Mais maintenant, alors qu’il repensait à tout ça, Ivan devenait de plus en plus sombre. Le poison de la jalousie se serrait autour de son cœur, la colère obscurcissait son esprit, empêchant toute raison de l’emporter sur ses émotions.
— Non, Nastya n’est pas comme ça ! Elle ne m’aurait pas fait ça, — pensa Ivan à voix haute, mais au fond de lui, il commençait à douter. Après tout, c’était Pasha qui était le seul à avoir les cheveux roux dans leur entourage, avec son visage enjoué et parsemé de taches de rousseur.
Lors de leur sortie de la maternité, Ivan fut tendu, confus. Malgré tous ses efforts pour cacher ses soupçons, il ne pouvait s’empêcher de se sentir mécontent et froid, ne regardant même pas son fils. Lorsqu’il prit le bébé dans ses bras, ce fut à contrecœur.
Sa mère, qui était également venue accueillir sa belle-fille et son petit-fils, prit le bébé dans ses bras et ne put dissimuler sa surprise. Elle ne dit rien, mais son regard sur Ivan était si expressif qu’il comprit immédiatement : elle aussi avait vu ce qu’il avait vu.
Pauvre Nastya, elle cherchait sincèrement à comprendre ce qui se passait. Elle se tourna vers son mari :
— Ivan, qu’est-ce qui se passe ? Il s’est passé quelque chose pendant que j’étais à la maternité ?

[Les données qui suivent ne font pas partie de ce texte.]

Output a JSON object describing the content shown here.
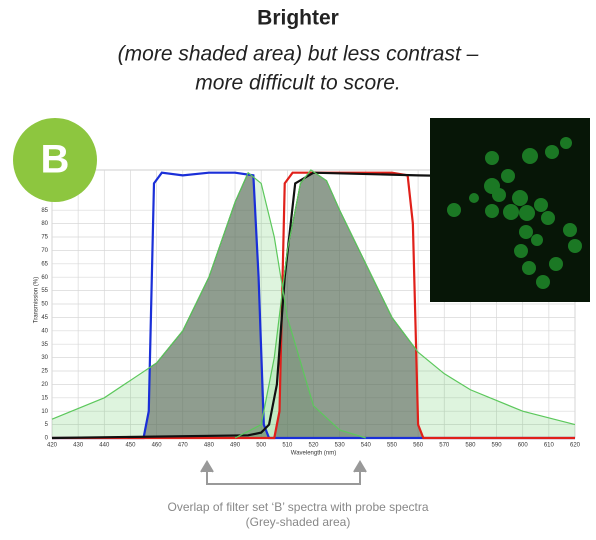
{
  "header": {
    "title": "Brighter",
    "subtitle_lines": [
      "(more shaded area) but less contrast –",
      "more difficult to score."
    ]
  },
  "badge": "B",
  "caption_lines": [
    "Overlap of filter set ‘B’ spectra with probe spectra",
    "(Grey-shaded area)"
  ],
  "chart_data": {
    "type": "line",
    "x_label": "Wavelength (nm)",
    "y_label": "Transmission (%)",
    "xlim": [
      420,
      620
    ],
    "ylim": [
      0,
      100
    ],
    "xticks": [
      420,
      430,
      440,
      450,
      460,
      470,
      480,
      490,
      500,
      510,
      520,
      530,
      540,
      550,
      560,
      570,
      580,
      590,
      600,
      610,
      620
    ],
    "yticks": [
      0,
      5,
      10,
      15,
      20,
      25,
      30,
      35,
      40,
      45,
      50,
      55,
      60,
      65,
      70,
      75,
      80,
      85
    ],
    "grid": true,
    "series": [
      {
        "color": "#1a2fd8",
        "x": [
          420,
          455,
          457,
          459,
          462,
          470,
          480,
          490,
          497,
          499,
          501,
          503,
          620
        ],
        "values": [
          0,
          0,
          10,
          95,
          99,
          98,
          99,
          99,
          98,
          60,
          5,
          0,
          0
        ]
      },
      {
        "color": "#e0201a",
        "x": [
          420,
          505,
          507,
          509,
          512,
          530,
          550,
          556,
          558,
          560,
          562,
          620
        ],
        "values": [
          0,
          0,
          10,
          95,
          99,
          99,
          99,
          98,
          80,
          5,
          0,
          0
        ]
      },
      {
        "color": "#111111",
        "x": [
          420,
          495,
          500,
          503,
          506,
          509,
          513,
          520,
          560,
          620
        ],
        "values": [
          0,
          1,
          2,
          5,
          20,
          60,
          95,
          99,
          98,
          97
        ]
      },
      {
        "color": "#5cc85c",
        "x": [
          420,
          440,
          460,
          470,
          480,
          490,
          495,
          500,
          505,
          510,
          520,
          530,
          540
        ],
        "values": [
          7,
          15,
          28,
          40,
          60,
          88,
          99,
          95,
          75,
          45,
          12,
          3,
          0
        ]
      },
      {
        "color": "#5cc85c",
        "x": [
          490,
          500,
          505,
          510,
          515,
          519,
          525,
          530,
          540,
          550,
          560,
          570,
          580,
          600,
          620
        ],
        "values": [
          0,
          5,
          30,
          70,
          95,
          100,
          96,
          85,
          65,
          45,
          32,
          24,
          18,
          10,
          5
        ]
      }
    ]
  }
}
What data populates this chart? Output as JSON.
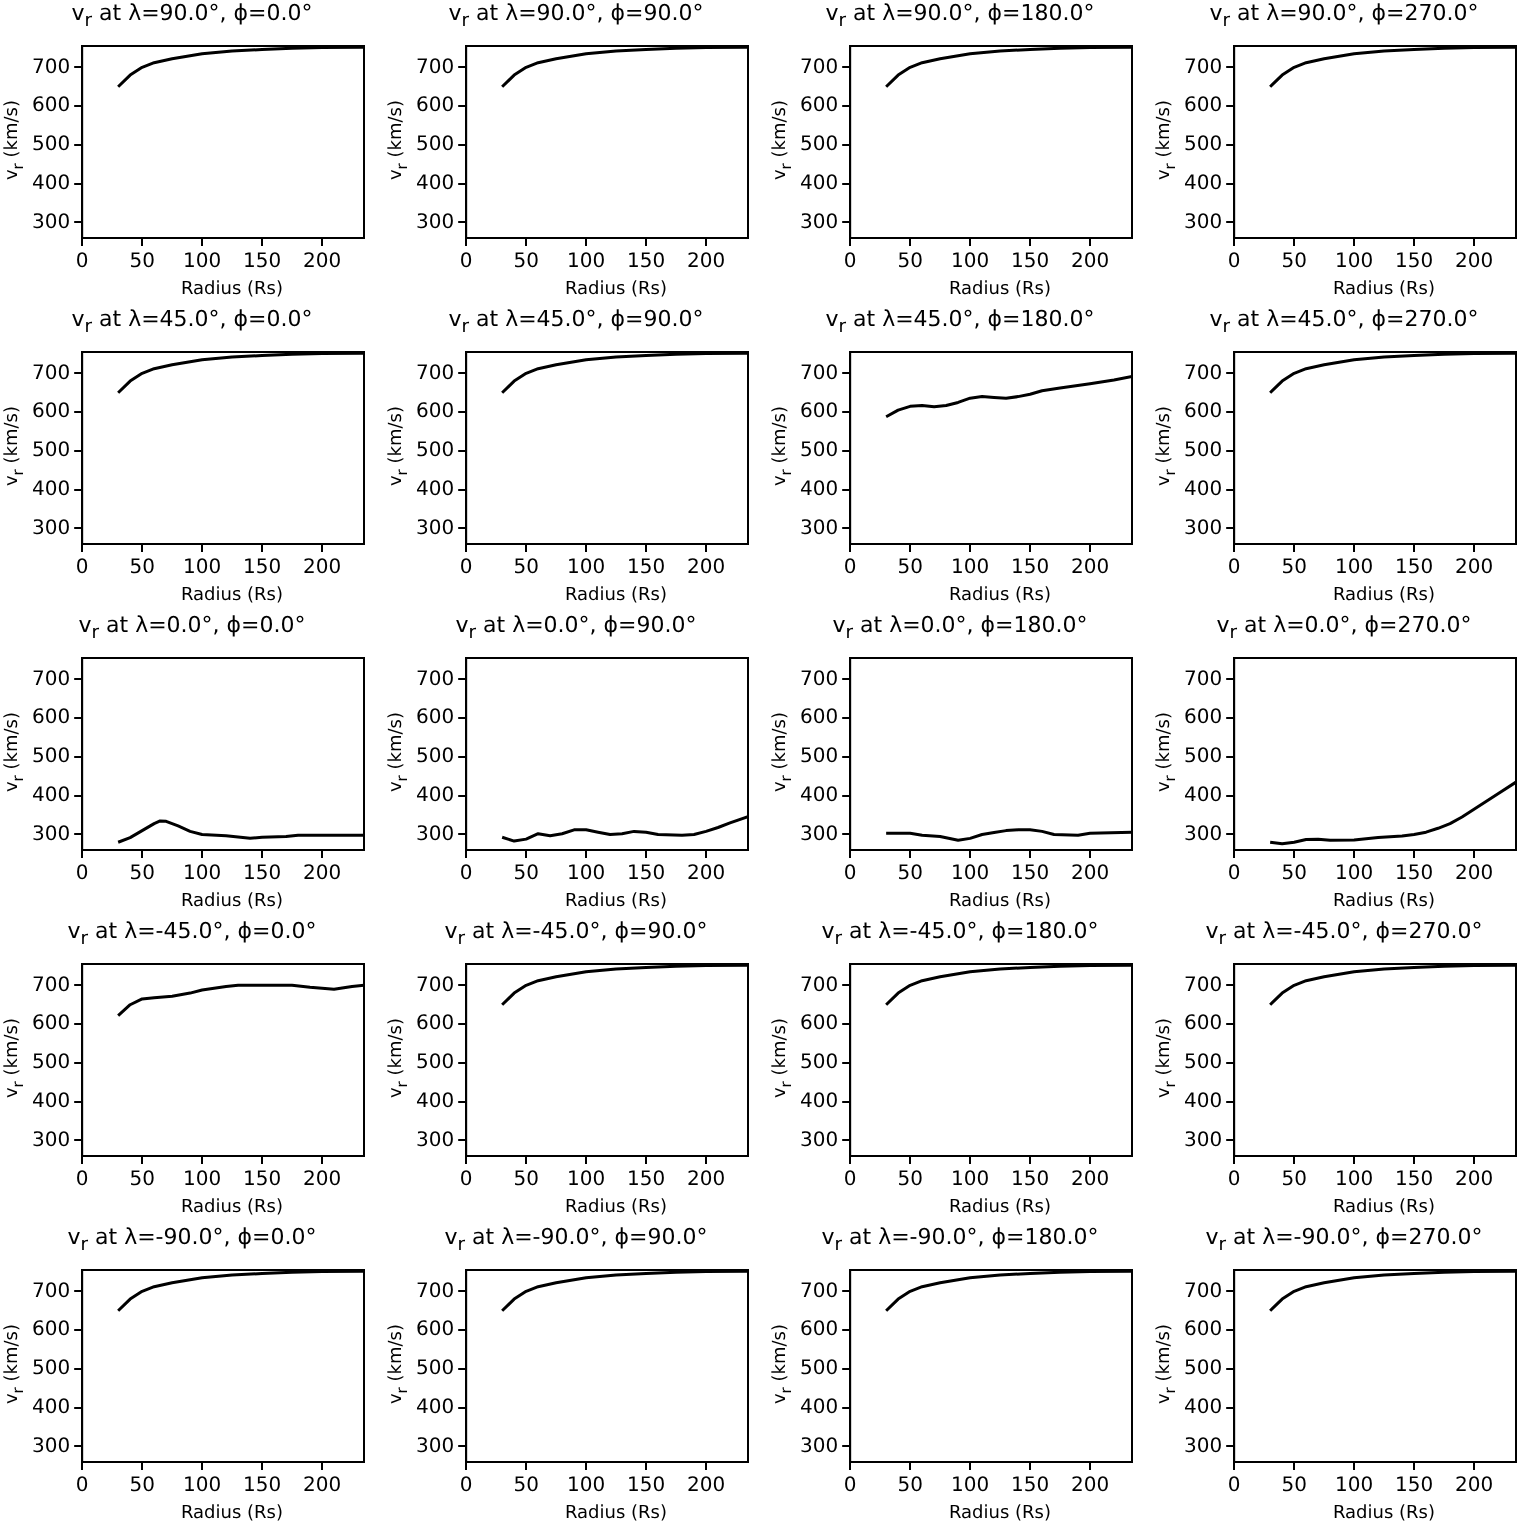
{
  "chart_data": [
    {
      "type": "line",
      "title": "v$_{r}$ at λ=90.0°, ϕ=0.0°",
      "xlabel": "Radius (Rs)",
      "ylabel": "v$_{r}$ (km/s)",
      "xlim": [
        0,
        235
      ],
      "ylim": [
        260,
        755
      ],
      "xticks": [
        0,
        50,
        100,
        150,
        200
      ],
      "yticks": [
        300,
        400,
        500,
        600,
        700
      ],
      "series": [
        {
          "color": "#000000",
          "x": [
            30,
            40,
            50,
            60,
            75,
            100,
            125,
            150,
            175,
            200,
            235
          ],
          "values": [
            650,
            680,
            700,
            712,
            722,
            735,
            742,
            746,
            749,
            751,
            752
          ]
        }
      ]
    },
    {
      "type": "line",
      "title": "v$_{r}$ at λ=90.0°, ϕ=90.0°",
      "xlabel": "Radius (Rs)",
      "ylabel": "v$_{r}$ (km/s)",
      "xlim": [
        0,
        235
      ],
      "ylim": [
        260,
        755
      ],
      "xticks": [
        0,
        50,
        100,
        150,
        200
      ],
      "yticks": [
        300,
        400,
        500,
        600,
        700
      ],
      "series": [
        {
          "color": "#000000",
          "x": [
            30,
            40,
            50,
            60,
            75,
            100,
            125,
            150,
            175,
            200,
            235
          ],
          "values": [
            650,
            680,
            700,
            712,
            722,
            735,
            742,
            746,
            749,
            751,
            752
          ]
        }
      ]
    },
    {
      "type": "line",
      "title": "v$_{r}$ at λ=90.0°, ϕ=180.0°",
      "xlabel": "Radius (Rs)",
      "ylabel": "v$_{r}$ (km/s)",
      "xlim": [
        0,
        235
      ],
      "ylim": [
        260,
        755
      ],
      "xticks": [
        0,
        50,
        100,
        150,
        200
      ],
      "yticks": [
        300,
        400,
        500,
        600,
        700
      ],
      "series": [
        {
          "color": "#000000",
          "x": [
            30,
            40,
            50,
            60,
            75,
            100,
            125,
            150,
            175,
            200,
            235
          ],
          "values": [
            650,
            680,
            700,
            712,
            722,
            735,
            742,
            746,
            749,
            751,
            752
          ]
        }
      ]
    },
    {
      "type": "line",
      "title": "v$_{r}$ at λ=90.0°, ϕ=270.0°",
      "xlabel": "Radius (Rs)",
      "ylabel": "v$_{r}$ (km/s)",
      "xlim": [
        0,
        235
      ],
      "ylim": [
        260,
        755
      ],
      "xticks": [
        0,
        50,
        100,
        150,
        200
      ],
      "yticks": [
        300,
        400,
        500,
        600,
        700
      ],
      "series": [
        {
          "color": "#000000",
          "x": [
            30,
            40,
            50,
            60,
            75,
            100,
            125,
            150,
            175,
            200,
            235
          ],
          "values": [
            650,
            680,
            700,
            712,
            722,
            735,
            742,
            746,
            749,
            751,
            752
          ]
        }
      ]
    },
    {
      "type": "line",
      "title": "v$_{r}$ at λ=45.0°, ϕ=0.0°",
      "xlabel": "Radius (Rs)",
      "ylabel": "v$_{r}$ (km/s)",
      "xlim": [
        0,
        235
      ],
      "ylim": [
        260,
        755
      ],
      "xticks": [
        0,
        50,
        100,
        150,
        200
      ],
      "yticks": [
        300,
        400,
        500,
        600,
        700
      ],
      "series": [
        {
          "color": "#000000",
          "x": [
            30,
            40,
            50,
            60,
            75,
            100,
            125,
            150,
            175,
            200,
            235
          ],
          "values": [
            650,
            680,
            700,
            712,
            722,
            735,
            742,
            746,
            749,
            751,
            752
          ]
        }
      ]
    },
    {
      "type": "line",
      "title": "v$_{r}$ at λ=45.0°, ϕ=90.0°",
      "xlabel": "Radius (Rs)",
      "ylabel": "v$_{r}$ (km/s)",
      "xlim": [
        0,
        235
      ],
      "ylim": [
        260,
        755
      ],
      "xticks": [
        0,
        50,
        100,
        150,
        200
      ],
      "yticks": [
        300,
        400,
        500,
        600,
        700
      ],
      "series": [
        {
          "color": "#000000",
          "x": [
            30,
            40,
            50,
            60,
            75,
            100,
            125,
            150,
            175,
            200,
            235
          ],
          "values": [
            650,
            680,
            700,
            712,
            722,
            735,
            742,
            746,
            749,
            751,
            752
          ]
        }
      ]
    },
    {
      "type": "line",
      "title": "v$_{r}$ at λ=45.0°, ϕ=180.0°",
      "xlabel": "Radius (Rs)",
      "ylabel": "v$_{r}$ (km/s)",
      "xlim": [
        0,
        235
      ],
      "ylim": [
        260,
        755
      ],
      "xticks": [
        0,
        50,
        100,
        150,
        200
      ],
      "yticks": [
        300,
        400,
        500,
        600,
        700
      ],
      "series": [
        {
          "color": "#000000",
          "x": [
            30,
            40,
            50,
            60,
            70,
            80,
            90,
            100,
            110,
            120,
            130,
            140,
            150,
            160,
            175,
            200,
            220,
            235
          ],
          "values": [
            588,
            605,
            615,
            617,
            614,
            617,
            625,
            636,
            640,
            638,
            636,
            640,
            646,
            655,
            662,
            673,
            683,
            692
          ]
        }
      ]
    },
    {
      "type": "line",
      "title": "v$_{r}$ at λ=45.0°, ϕ=270.0°",
      "xlabel": "Radius (Rs)",
      "ylabel": "v$_{r}$ (km/s)",
      "xlim": [
        0,
        235
      ],
      "ylim": [
        260,
        755
      ],
      "xticks": [
        0,
        50,
        100,
        150,
        200
      ],
      "yticks": [
        300,
        400,
        500,
        600,
        700
      ],
      "series": [
        {
          "color": "#000000",
          "x": [
            30,
            40,
            50,
            60,
            75,
            100,
            125,
            150,
            175,
            200,
            235
          ],
          "values": [
            650,
            680,
            700,
            712,
            722,
            735,
            742,
            746,
            749,
            751,
            752
          ]
        }
      ]
    },
    {
      "type": "line",
      "title": "v$_{r}$ at λ=0.0°, ϕ=0.0°",
      "xlabel": "Radius (Rs)",
      "ylabel": "v$_{r}$ (km/s)",
      "xlim": [
        0,
        235
      ],
      "ylim": [
        260,
        755
      ],
      "xticks": [
        0,
        50,
        100,
        150,
        200
      ],
      "yticks": [
        300,
        400,
        500,
        600,
        700
      ],
      "series": [
        {
          "color": "#000000",
          "x": [
            30,
            40,
            50,
            60,
            65,
            70,
            80,
            90,
            100,
            120,
            140,
            150,
            170,
            180,
            235
          ],
          "values": [
            280,
            292,
            310,
            328,
            335,
            334,
            322,
            308,
            300,
            297,
            290,
            293,
            295,
            298,
            298
          ]
        }
      ]
    },
    {
      "type": "line",
      "title": "v$_{r}$ at λ=0.0°, ϕ=90.0°",
      "xlabel": "Radius (Rs)",
      "ylabel": "v$_{r}$ (km/s)",
      "xlim": [
        0,
        235
      ],
      "ylim": [
        260,
        755
      ],
      "xticks": [
        0,
        50,
        100,
        150,
        200
      ],
      "yticks": [
        300,
        400,
        500,
        600,
        700
      ],
      "series": [
        {
          "color": "#000000",
          "x": [
            30,
            40,
            50,
            60,
            70,
            80,
            90,
            100,
            110,
            120,
            130,
            140,
            150,
            160,
            180,
            190,
            200,
            210,
            220,
            235
          ],
          "values": [
            293,
            283,
            288,
            302,
            297,
            302,
            312,
            312,
            306,
            300,
            302,
            308,
            306,
            300,
            298,
            300,
            308,
            318,
            330,
            346
          ]
        }
      ]
    },
    {
      "type": "line",
      "title": "v$_{r}$ at λ=0.0°, ϕ=180.0°",
      "xlabel": "Radius (Rs)",
      "ylabel": "v$_{r}$ (km/s)",
      "xlim": [
        0,
        235
      ],
      "ylim": [
        260,
        755
      ],
      "xticks": [
        0,
        50,
        100,
        150,
        200
      ],
      "yticks": [
        300,
        400,
        500,
        600,
        700
      ],
      "series": [
        {
          "color": "#000000",
          "x": [
            30,
            50,
            60,
            75,
            90,
            100,
            110,
            120,
            130,
            140,
            150,
            160,
            170,
            190,
            200,
            235
          ],
          "values": [
            303,
            303,
            298,
            295,
            285,
            290,
            300,
            305,
            310,
            312,
            312,
            308,
            300,
            298,
            303,
            306
          ]
        }
      ]
    },
    {
      "type": "line",
      "title": "v$_{r}$ at λ=0.0°, ϕ=270.0°",
      "xlabel": "Radius (Rs)",
      "ylabel": "v$_{r}$ (km/s)",
      "xlim": [
        0,
        235
      ],
      "ylim": [
        260,
        755
      ],
      "xticks": [
        0,
        50,
        100,
        150,
        200
      ],
      "yticks": [
        300,
        400,
        500,
        600,
        700
      ],
      "series": [
        {
          "color": "#000000",
          "x": [
            30,
            40,
            50,
            60,
            70,
            80,
            100,
            120,
            140,
            150,
            160,
            170,
            180,
            190,
            200,
            210,
            220,
            235
          ],
          "values": [
            280,
            276,
            280,
            287,
            288,
            285,
            286,
            292,
            296,
            300,
            306,
            316,
            328,
            345,
            365,
            385,
            405,
            435
          ]
        }
      ]
    },
    {
      "type": "line",
      "title": "v$_{r}$ at λ=-45.0°, ϕ=0.0°",
      "xlabel": "Radius (Rs)",
      "ylabel": "v$_{r}$ (km/s)",
      "xlim": [
        0,
        235
      ],
      "ylim": [
        260,
        755
      ],
      "xticks": [
        0,
        50,
        100,
        150,
        200
      ],
      "yticks": [
        300,
        400,
        500,
        600,
        700
      ],
      "series": [
        {
          "color": "#000000",
          "x": [
            30,
            40,
            50,
            60,
            75,
            90,
            100,
            120,
            130,
            175,
            190,
            210,
            225,
            235
          ],
          "values": [
            622,
            650,
            665,
            668,
            672,
            680,
            688,
            697,
            700,
            700,
            695,
            690,
            697,
            700
          ]
        }
      ]
    },
    {
      "type": "line",
      "title": "v$_{r}$ at λ=-45.0°, ϕ=90.0°",
      "xlabel": "Radius (Rs)",
      "ylabel": "v$_{r}$ (km/s)",
      "xlim": [
        0,
        235
      ],
      "ylim": [
        260,
        755
      ],
      "xticks": [
        0,
        50,
        100,
        150,
        200
      ],
      "yticks": [
        300,
        400,
        500,
        600,
        700
      ],
      "series": [
        {
          "color": "#000000",
          "x": [
            30,
            40,
            50,
            60,
            75,
            100,
            125,
            150,
            175,
            200,
            235
          ],
          "values": [
            650,
            680,
            700,
            712,
            722,
            735,
            742,
            746,
            749,
            751,
            752
          ]
        }
      ]
    },
    {
      "type": "line",
      "title": "v$_{r}$ at λ=-45.0°, ϕ=180.0°",
      "xlabel": "Radius (Rs)",
      "ylabel": "v$_{r}$ (km/s)",
      "xlim": [
        0,
        235
      ],
      "ylim": [
        260,
        755
      ],
      "xticks": [
        0,
        50,
        100,
        150,
        200
      ],
      "yticks": [
        300,
        400,
        500,
        600,
        700
      ],
      "series": [
        {
          "color": "#000000",
          "x": [
            30,
            40,
            50,
            60,
            75,
            100,
            125,
            150,
            175,
            200,
            235
          ],
          "values": [
            650,
            680,
            700,
            712,
            722,
            735,
            742,
            746,
            749,
            751,
            752
          ]
        }
      ]
    },
    {
      "type": "line",
      "title": "v$_{r}$ at λ=-45.0°, ϕ=270.0°",
      "xlabel": "Radius (Rs)",
      "ylabel": "v$_{r}$ (km/s)",
      "xlim": [
        0,
        235
      ],
      "ylim": [
        260,
        755
      ],
      "xticks": [
        0,
        50,
        100,
        150,
        200
      ],
      "yticks": [
        300,
        400,
        500,
        600,
        700
      ],
      "series": [
        {
          "color": "#000000",
          "x": [
            30,
            40,
            50,
            60,
            75,
            100,
            125,
            150,
            175,
            200,
            235
          ],
          "values": [
            650,
            680,
            700,
            712,
            722,
            735,
            742,
            746,
            749,
            751,
            752
          ]
        }
      ]
    },
    {
      "type": "line",
      "title": "v$_{r}$ at λ=-90.0°, ϕ=0.0°",
      "xlabel": "Radius (Rs)",
      "ylabel": "v$_{r}$ (km/s)",
      "xlim": [
        0,
        235
      ],
      "ylim": [
        260,
        755
      ],
      "xticks": [
        0,
        50,
        100,
        150,
        200
      ],
      "yticks": [
        300,
        400,
        500,
        600,
        700
      ],
      "series": [
        {
          "color": "#000000",
          "x": [
            30,
            40,
            50,
            60,
            75,
            100,
            125,
            150,
            175,
            200,
            235
          ],
          "values": [
            650,
            680,
            700,
            712,
            722,
            735,
            742,
            746,
            749,
            751,
            752
          ]
        }
      ]
    },
    {
      "type": "line",
      "title": "v$_{r}$ at λ=-90.0°, ϕ=90.0°",
      "xlabel": "Radius (Rs)",
      "ylabel": "v$_{r}$ (km/s)",
      "xlim": [
        0,
        235
      ],
      "ylim": [
        260,
        755
      ],
      "xticks": [
        0,
        50,
        100,
        150,
        200
      ],
      "yticks": [
        300,
        400,
        500,
        600,
        700
      ],
      "series": [
        {
          "color": "#000000",
          "x": [
            30,
            40,
            50,
            60,
            75,
            100,
            125,
            150,
            175,
            200,
            235
          ],
          "values": [
            650,
            680,
            700,
            712,
            722,
            735,
            742,
            746,
            749,
            751,
            752
          ]
        }
      ]
    },
    {
      "type": "line",
      "title": "v$_{r}$ at λ=-90.0°, ϕ=180.0°",
      "xlabel": "Radius (Rs)",
      "ylabel": "v$_{r}$ (km/s)",
      "xlim": [
        0,
        235
      ],
      "ylim": [
        260,
        755
      ],
      "xticks": [
        0,
        50,
        100,
        150,
        200
      ],
      "yticks": [
        300,
        400,
        500,
        600,
        700
      ],
      "series": [
        {
          "color": "#000000",
          "x": [
            30,
            40,
            50,
            60,
            75,
            100,
            125,
            150,
            175,
            200,
            235
          ],
          "values": [
            650,
            680,
            700,
            712,
            722,
            735,
            742,
            746,
            749,
            751,
            752
          ]
        }
      ]
    },
    {
      "type": "line",
      "title": "v$_{r}$ at λ=-90.0°, ϕ=270.0°",
      "xlabel": "Radius (Rs)",
      "ylabel": "v$_{r}$ (km/s)",
      "xlim": [
        0,
        235
      ],
      "ylim": [
        260,
        755
      ],
      "xticks": [
        0,
        50,
        100,
        150,
        200
      ],
      "yticks": [
        300,
        400,
        500,
        600,
        700
      ],
      "series": [
        {
          "color": "#000000",
          "x": [
            30,
            40,
            50,
            60,
            75,
            100,
            125,
            150,
            175,
            200,
            235
          ],
          "values": [
            650,
            680,
            700,
            712,
            722,
            735,
            742,
            746,
            749,
            751,
            752
          ]
        }
      ]
    }
  ]
}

Mais il se contenta de détourner la tête.
— Tout va bien, je suis juste fatigué.
À la maison, rien ne changea vraiment. Ivan était en colère, ne regardait même pas son fils, et lorsqu’il lui demanda de le tenir, il la regarda d’une manière qui effraya Nastya.
Elle décida de parler franchement avec lui :
— Ivan, je vois bien que quelque chose te tracasse, parle-moi ! — dit-elle doucement, essayant de le prendre dans ses bras.
Mais il la repoussa brusquement et cria :
— Et toi, avec Pasha, ça date depuis longtemps ?
— Quoi ? — demanda Nastya, ne comprenant pas.
— Ne me prends pas pour un idiot ! Tu crois que je suis aveugle ? Tu ne vois pas à qui il ressemble, ce bébé ?
— Ah, je vois ! — comprit Nastya soudainement, — Tu as décidé que le bébé vient de Pasha juste parce qu’il a les cheveux roux ?
— Nastya, arrête ! Je ne vais pas me laisser faire ! Dans ma famille, il n’y a pas de roux, et je ne crois pas que dans ta famille non plus… Le seul roux que nous connaissons, c’est Pasha !
Nastya se mit à chercher quelque chose dans son téléphone, puis montra une photo à Ivan. C’était une photo de sa tante, une femme rousse.
— Voici ma tante ! — dit-elle, la colère dans la voix, — Tu vois ! Toujours des questions ?
Mais Ivan hésita, se sentant mal.
— Je ne sais plus quoi penser, Nastya. J’ai tellement réfléchi à tout ça ces derniers jours ! Et maman aussi l’a remarqué.
— Tu sais quoi ? — répondit Nastya froidement, — Je ne vais pas m’excuser, parce que je n’ai rien à me reprocher ! Je ne sais pas ce qui se passe dans ta tête et dans celle de ta mère, mais je ne vais pas supporter ce genre de traitement ! Si tu penses que ce n’est pas ton fils, très bien, alors on part tout de suite !
Elle se précipita vers le placard, en sortit une valise et commença à y ranger ses affaires.
— Nastya, arrête ! — s’affola Ivan, — Que fais-tu ?
— Qu’est-ce qui t’étonne ? C’est toi qui m’as accusée d’avoir trompé ! Pourquoi tu veux une femme comme moi ?
— Tu veux partir avec lui ? — demanda Ivan, d’une voix basse.
— Tu es vraiment un idiot, Ivan ! — répondit Nastya, avant de quitter la maison en emportant leur fils.
Ivan se retrouva seul à la maison, réalisant lentement ce qui venait de se passer.
Il se rendit chez sa mère. Quand elle apprit la nouvelle, elle se rangea du côté de son fils.
— Je suis sûre qu’il y a quelque chose qui cloche avec ce bébé ! — dit-elle nerveusement, — Quand j’ai vu ce bébé, j’ai tout de suite compris que ce n’était pas son fils !
Ivan la coupa, mais à l’intérieur, il était rongé par les doutes.